Je ne suis pas très surprise de cette situation. Il y a 25 ans, les féministes prévoyaient cette hypersexualisation des jeunes et la banalisation de la violence sexuelle si on continuait de déréglementer la pornographie et d'en encourager la propomotion partout. On a traité ces féministes d'alarmistes et de puritaines, comme on le fait aujourd'hui quand elles dénoncent la banalisation de la prostitution et la promotion qu'on en fait d'un "métier comme un autre". Tout cela est lié. Les sexologues découvrent cette situation désolante chez les jeunes du primaire et du secondaire. Ce n'est pas sans rapport avec l'accroissement de la prostitution chez les jeunes. L'âge d'entrée dans la prostitution est de 14 ans Canada, 13 au niveau international. Au lieu de lutter contre la prostitution, on cherche à la normaliser.

L'hypersexualisation que vous découvrez chez les jeunes de 8 ou 10 ans préparent la relève dans la prostitution. Même les organismes officiels se ferment les yeux: le Conseil permanent de la jeunesse, dans son rapport d'avril 2004, a recommandé de décriminaliser les clients des jeunes prostitué-es. À Ottawa, le sous-comité sur le racolage cherche non les moyens de combattre la prostitution et d'aider les prostitué-es à en sortir, mais à organiser la prostitution afin qu'elle ne dérange pas trop le voisinage. Avec de telles attitudes, on ne s'étonnera pas que les groupes qui défendent le présumé droit de se prostituer aient la cote, des subventions considérables sous le couvert de la sensibilisation et de la prévention du sida, bien qu'ils ne représentent qu'une infime partie des prostituées. Pendant ce temps, les groupes qui luttent contre la prostitution et aident les femmes et les jeunes à en sortir reçoivent peu d'attention et peu de ressources.

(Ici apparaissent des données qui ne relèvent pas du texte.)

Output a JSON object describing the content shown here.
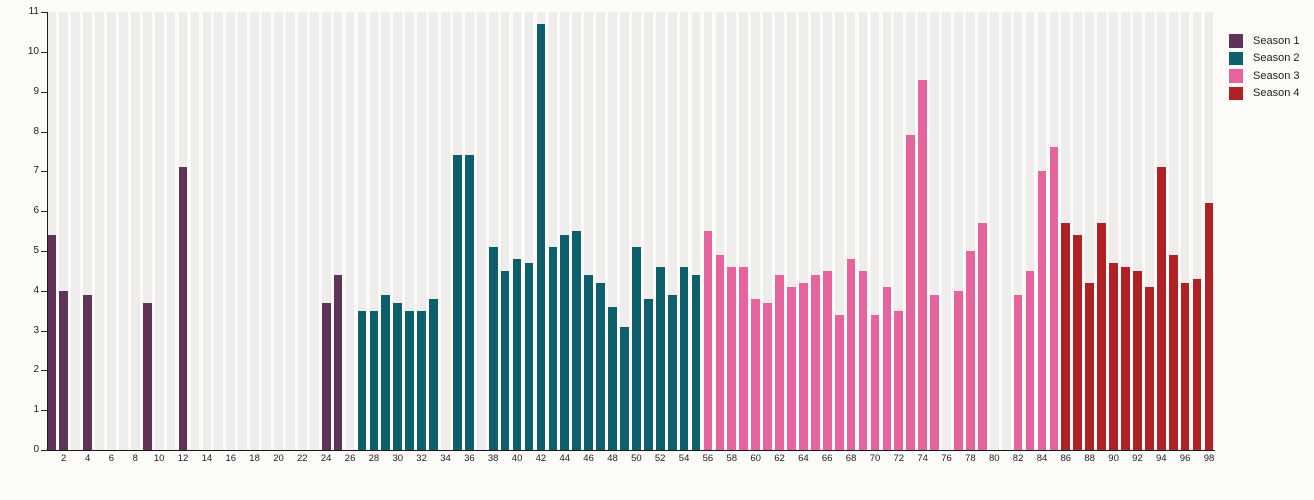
{
  "chart_data": {
    "type": "bar",
    "title": "",
    "xlabel": "",
    "ylabel": "",
    "ylim": [
      0,
      11
    ],
    "y_ticks": [
      0,
      1,
      2,
      3,
      4,
      5,
      6,
      7,
      8,
      9,
      10,
      11
    ],
    "x_ticks": [
      2,
      4,
      6,
      8,
      10,
      12,
      14,
      16,
      18,
      20,
      22,
      24,
      26,
      28,
      30,
      32,
      34,
      36,
      38,
      40,
      42,
      44,
      46,
      48,
      50,
      52,
      54,
      56,
      58,
      60,
      62,
      64,
      66,
      68,
      70,
      72,
      74,
      76,
      78,
      80,
      82,
      84,
      86,
      88,
      90,
      92,
      94,
      96,
      98
    ],
    "x_range": [
      1,
      98
    ],
    "grid": "vertical-stripes",
    "legend_position": "top-right",
    "background_stripe_color": "#eeedeb",
    "series": [
      {
        "name": "Season 1",
        "color": "#5f3458",
        "points": [
          [
            1,
            5.4
          ],
          [
            2,
            4.0
          ],
          [
            4,
            3.9
          ],
          [
            9,
            3.7
          ],
          [
            12,
            7.1
          ],
          [
            24,
            3.7
          ],
          [
            25,
            4.4
          ]
        ]
      },
      {
        "name": "Season 2",
        "color": "#0d5f6c",
        "points": [
          [
            27,
            3.5
          ],
          [
            28,
            3.5
          ],
          [
            29,
            3.9
          ],
          [
            30,
            3.7
          ],
          [
            31,
            3.5
          ],
          [
            32,
            3.5
          ],
          [
            33,
            3.8
          ],
          [
            35,
            7.4
          ],
          [
            36,
            7.4
          ],
          [
            38,
            5.1
          ],
          [
            39,
            4.5
          ],
          [
            40,
            4.8
          ],
          [
            41,
            4.7
          ],
          [
            42,
            10.7
          ],
          [
            43,
            5.1
          ],
          [
            44,
            5.4
          ],
          [
            45,
            5.5
          ],
          [
            46,
            4.4
          ],
          [
            47,
            4.2
          ],
          [
            48,
            3.6
          ],
          [
            49,
            3.1
          ],
          [
            50,
            5.1
          ],
          [
            51,
            3.8
          ],
          [
            52,
            4.6
          ],
          [
            53,
            3.9
          ],
          [
            54,
            4.6
          ],
          [
            55,
            4.4
          ]
        ]
      },
      {
        "name": "Season 3",
        "color": "#e5649e",
        "points": [
          [
            56,
            5.5
          ],
          [
            57,
            4.9
          ],
          [
            58,
            4.6
          ],
          [
            59,
            4.6
          ],
          [
            60,
            3.8
          ],
          [
            61,
            3.7
          ],
          [
            62,
            4.4
          ],
          [
            63,
            4.1
          ],
          [
            64,
            4.2
          ],
          [
            65,
            4.4
          ],
          [
            66,
            4.5
          ],
          [
            67,
            3.4
          ],
          [
            68,
            4.8
          ],
          [
            69,
            4.5
          ],
          [
            70,
            3.4
          ],
          [
            71,
            4.1
          ],
          [
            72,
            3.5
          ],
          [
            73,
            7.9
          ],
          [
            74,
            9.3
          ],
          [
            75,
            3.9
          ],
          [
            77,
            4.0
          ],
          [
            78,
            5.0
          ],
          [
            79,
            5.7
          ],
          [
            82,
            3.9
          ],
          [
            83,
            4.5
          ],
          [
            84,
            7.0
          ],
          [
            85,
            7.6
          ]
        ]
      },
      {
        "name": "Season 4",
        "color": "#b02126",
        "points": [
          [
            86,
            5.7
          ],
          [
            87,
            5.4
          ],
          [
            88,
            4.2
          ],
          [
            89,
            5.7
          ],
          [
            90,
            4.7
          ],
          [
            91,
            4.6
          ],
          [
            92,
            4.5
          ],
          [
            93,
            4.1
          ],
          [
            94,
            7.1
          ],
          [
            95,
            4.9
          ],
          [
            96,
            4.2
          ],
          [
            97,
            4.3
          ],
          [
            98,
            6.2
          ]
        ]
      }
    ]
  }
}
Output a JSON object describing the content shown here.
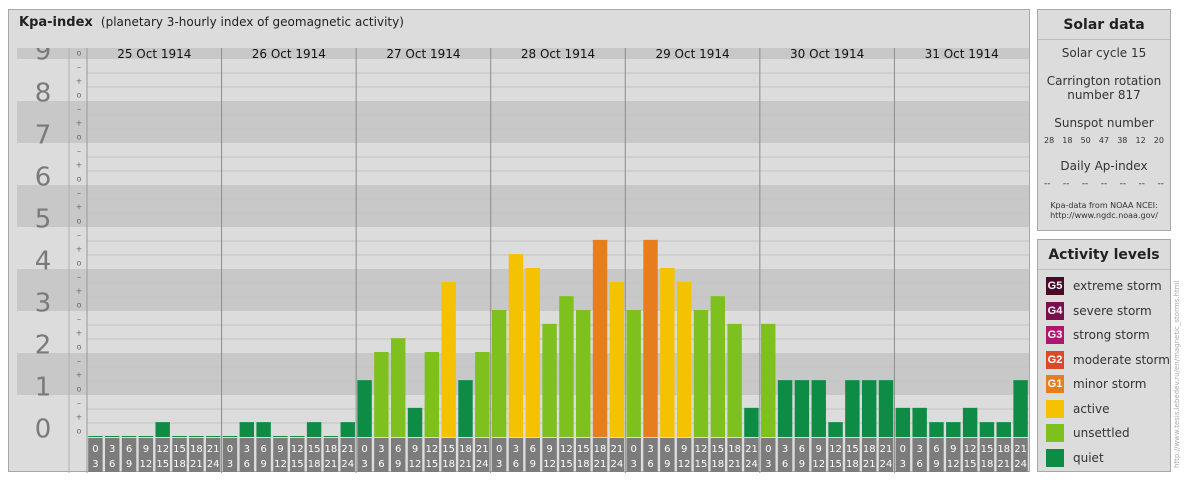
{
  "header": {
    "title": "Kpa-index",
    "subtitle": "(planetary 3-hourly index of geomagnetic activity)"
  },
  "solar": {
    "title": "Solar data",
    "cycle": "Solar cycle 15",
    "carrington_line1": "Carrington rotation",
    "carrington_line2": "number 817",
    "sunspot_title": "Sunspot number",
    "sunspot_values": [
      "28",
      "18",
      "50",
      "47",
      "38",
      "12",
      "20"
    ],
    "ap_title": "Daily Ap-index",
    "ap_values": [
      "--",
      "--",
      "--",
      "--",
      "--",
      "--",
      "--"
    ],
    "source_line1": "Kpa-data from NOAA NCEI:",
    "source_line2": "http://www.ngdc.noaa.gov/"
  },
  "levels": {
    "title": "Activity levels",
    "items": [
      {
        "code": "G5",
        "label": "extreme storm",
        "color": "#4a0a2a"
      },
      {
        "code": "G4",
        "label": "severe storm",
        "color": "#7a0f4e"
      },
      {
        "code": "G3",
        "label": "strong storm",
        "color": "#b01570"
      },
      {
        "code": "G2",
        "label": "moderate storm",
        "color": "#d9492a"
      },
      {
        "code": "G1",
        "label": "minor storm",
        "color": "#e67e1e"
      },
      {
        "code": "",
        "label": "active",
        "color": "#f5c200"
      },
      {
        "code": "",
        "label": "unsettled",
        "color": "#7ec11f"
      },
      {
        "code": "",
        "label": "quiet",
        "color": "#0e8c45"
      }
    ]
  },
  "watermark": "http://www.tesis.lebedev.ru/en/magnetic_storms.html",
  "chart_data": {
    "type": "bar",
    "y_axis_labels": [
      "0",
      "1",
      "2",
      "3",
      "4",
      "5",
      "6",
      "7",
      "8",
      "9"
    ],
    "minor_labels": [
      "o",
      "+",
      "–"
    ],
    "ylim": [
      0,
      9.33
    ],
    "days": [
      "25 Oct 1914",
      "26 Oct 1914",
      "27 Oct 1914",
      "28 Oct 1914",
      "29 Oct 1914",
      "30 Oct 1914",
      "31 Oct 1914"
    ],
    "interval_labels": [
      [
        "0",
        "3"
      ],
      [
        "3",
        "6"
      ],
      [
        "6",
        "9"
      ],
      [
        "9",
        "12"
      ],
      [
        "12",
        "15"
      ],
      [
        "15",
        "18"
      ],
      [
        "18",
        "21"
      ],
      [
        "21",
        "24"
      ]
    ],
    "values": [
      [
        0,
        0,
        0,
        0,
        0.33,
        0,
        0,
        0
      ],
      [
        0,
        0.33,
        0.33,
        0,
        0,
        0.33,
        0,
        0.33
      ],
      [
        1.33,
        2,
        2.33,
        0.67,
        2,
        3.67,
        1.33,
        2
      ],
      [
        3,
        4.33,
        4,
        2.67,
        3.33,
        3,
        4.67,
        3.67
      ],
      [
        3,
        4.67,
        4,
        3.67,
        3,
        3.33,
        2.67,
        0.67
      ],
      [
        2.67,
        1.33,
        1.33,
        1.33,
        0.33,
        1.33,
        1.33,
        1.33
      ],
      [
        0.67,
        0.67,
        0.33,
        0.33,
        0.67,
        0.33,
        0.33,
        1.33
      ]
    ],
    "colors": {
      "quiet": "#0e8c45",
      "unsettled": "#7ec11f",
      "active": "#f5c200",
      "minor_storm": "#e67e1e",
      "band_dark": "#c8c8c8",
      "band_light": "#dcdcdc",
      "axis_digit": "#7a7a7a",
      "interval_box": "#7c7c7c"
    }
  }
}
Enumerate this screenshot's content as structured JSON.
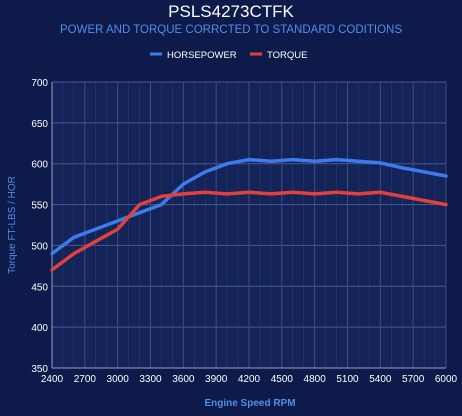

Toute la société adulte est responsable de cette situation parce que nous avons tous et toutes tendances à banaliser la pornographie, la prostitution et l'exploitation sexuelle en adoptant une attitude de fausse libération sexuelle.

La question à se poser est la suivante: À qui ont profité et profitent l'hypersexualisation des enfants et des ados, la déréglementation complète et la banalisation de la pornographie, et maintenant la tendance à considérer la prostitution un métier comme un autre, en occultant toutes les conséquences sur les enfants, les femmes et la société en général? On en est même rendu au Canada, et encore plus au Québec, à justifier la traite des femmes (mal nommé trafic sexuel) par la nécessité de répondre à la demande de "main-d'oeuvre" de l'industrie du sexe, qu'on sait contrôlée en bonne partie par le crime organisé.

Et comme il y a 25 ans, on accuse les féministes de puritanisme, d'extrémisme, d'alarmisme, parce qu'elles dénoncent cette situation.

Suivez la trace des $$$ et vous saurez à qui profite la commercialisation du sexe et la prostitutionnalisation de la société.